La découverte est si extraordinaire que les plus grands scientifiques français font le déplacement pour tenter de percer le mystère de cette « masse de chair et de gélatine », poursuit le chroniqueur :
« Dans l'essaim de curieux [...], un remous se produisit soudain : quelqu'un s'efforçait de fendre la foule. C'était M. Corbière, le savant le plus vénéré de notre région, un septuagénaire admirable, dont les travaux de botanique font autorité [...].
– Place à M. Corbière.
Chacun s'effaçait. Tel un sourcier armé de deux petits bâtons, le vieillard souriant s'approcha de cette chose indescriptible étendue sur la plage et que des milliers d'yeux regardaient, tandis que des milliers de narines palpitaient d'un dégoût intolérable.
– Comment peut s'appeler ce poisson ? demande une curieuse.
– Un poisson ! Quelle erreur impardonnable, s'écrie M. Corbière. On s'imagine qu'il n'y a dans la mer que des poissons, mais non, il y a des mammifères, des reptiles, des oiseaux et aussi des cétacés, et c'en est un.
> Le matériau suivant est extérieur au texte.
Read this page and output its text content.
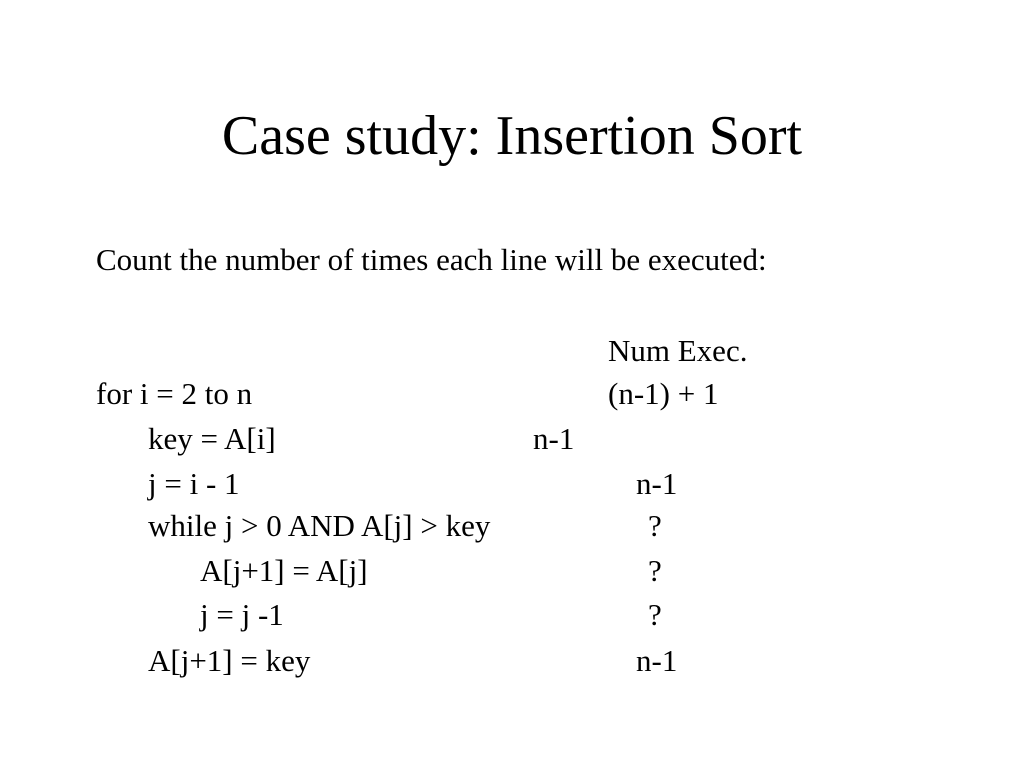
Case study: Insertion Sort
Count the number of times each line will be executed:
Num Exec.
for i = 2 to n	(n-1) + 1
key = A[i]	n-1
j = i - 1	n-1
while j > 0 AND A[j] > key	?
A[j+1] = A[j]	?
j = j -1	?
A[j+1] = key	n-1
Alors, avec ses petits bâtons, le savant explora l'épave animale, besogne répugnante.
M. Corbière s'intéresse à la tête et au cou étroit dont on n'aperçoit plus qu'un fragment. Il soulève les ailerons latéraux, ornés de longues crinières blanches. Il palpe la peau velue.
– Je ne peux me prononcer, dit-il.
La bête a été abîmée et fragmentée. Elle mesurait de 40 à 50 mètres et les entrailles, le foie et les poumons sont longs de 5 mètres. Les voyez-vous, gisant sur le rocher ? Cette bête est en décomposition depuis fort longtemps. »
Avec l'impossibilité d'affirmer à quelle espèce appartient l'animal échoué, les conjectures se multiplient. L'affaire prend une ampleur telle que le professeur Petit, sous-directeur du laboratoire du Muséum d'histoire naturelle de Paris, est dépêché sur place pour examiner la bête et apporter ses lumières.
L'Excelsior raconte l'examen insolite auquel se livre la sommité parisienne :
« Après avoir dégagé la tête, qui lui apparaît particulièrement curieuse en raison de sa forme et des cavités qu'elle présente, il a examiné le cou qui est recouvert de muscles et de tissus conjonctifs extrêmement denses.
Il s'est efforcé, ensuite, de reconstituer et de replacer, dans la mesure du possible, les nageoires du monstre, et, notamment, une nageoire en forme de V qui lui paraît tout à fait curieuse.
La présence de longs poils blancs à l'extrémité de la queue et des nageoires a vivement surpris le savant qui n'a jamais observé de pareils phénomènes.
À l'issue de son examen, M. Petit a déclaré aux journalistes qui le pressaient de questions :
– Nous sommes en présence d'un animal d'une espèce curieuse et dont la présence, en tout cas, n'a jamais été signalée dans nos régions. On avait cru, tout d'abord, qu'il s'agissait d'un mammifère, mais ce n'est ni un cétacé, ni un phoque comme les photographies nous l'avaient laissé supposer.
La présence de la valvule spirale de l'intestin, la forme et surtout l'énorme volume du foie me permettent de dire qu'il s'agit d'un poisson et très vraisemblablement de la catégorie des sélaciens, à laquelle appartient également le requin. »
La science finira par parler, quitte à décevoir les esprits les plus imaginatifs : les études ultérieures confirmeront qu'il ne s'agissait pas d'un monstre mythique mais simplement d'un requin pèlerin.
Quelques semaines plus tard, le Loch Ness sera prétendument aperçu dans les eaux d'un lac écossais... et fera, lui aussi, vendre beaucoup de papier.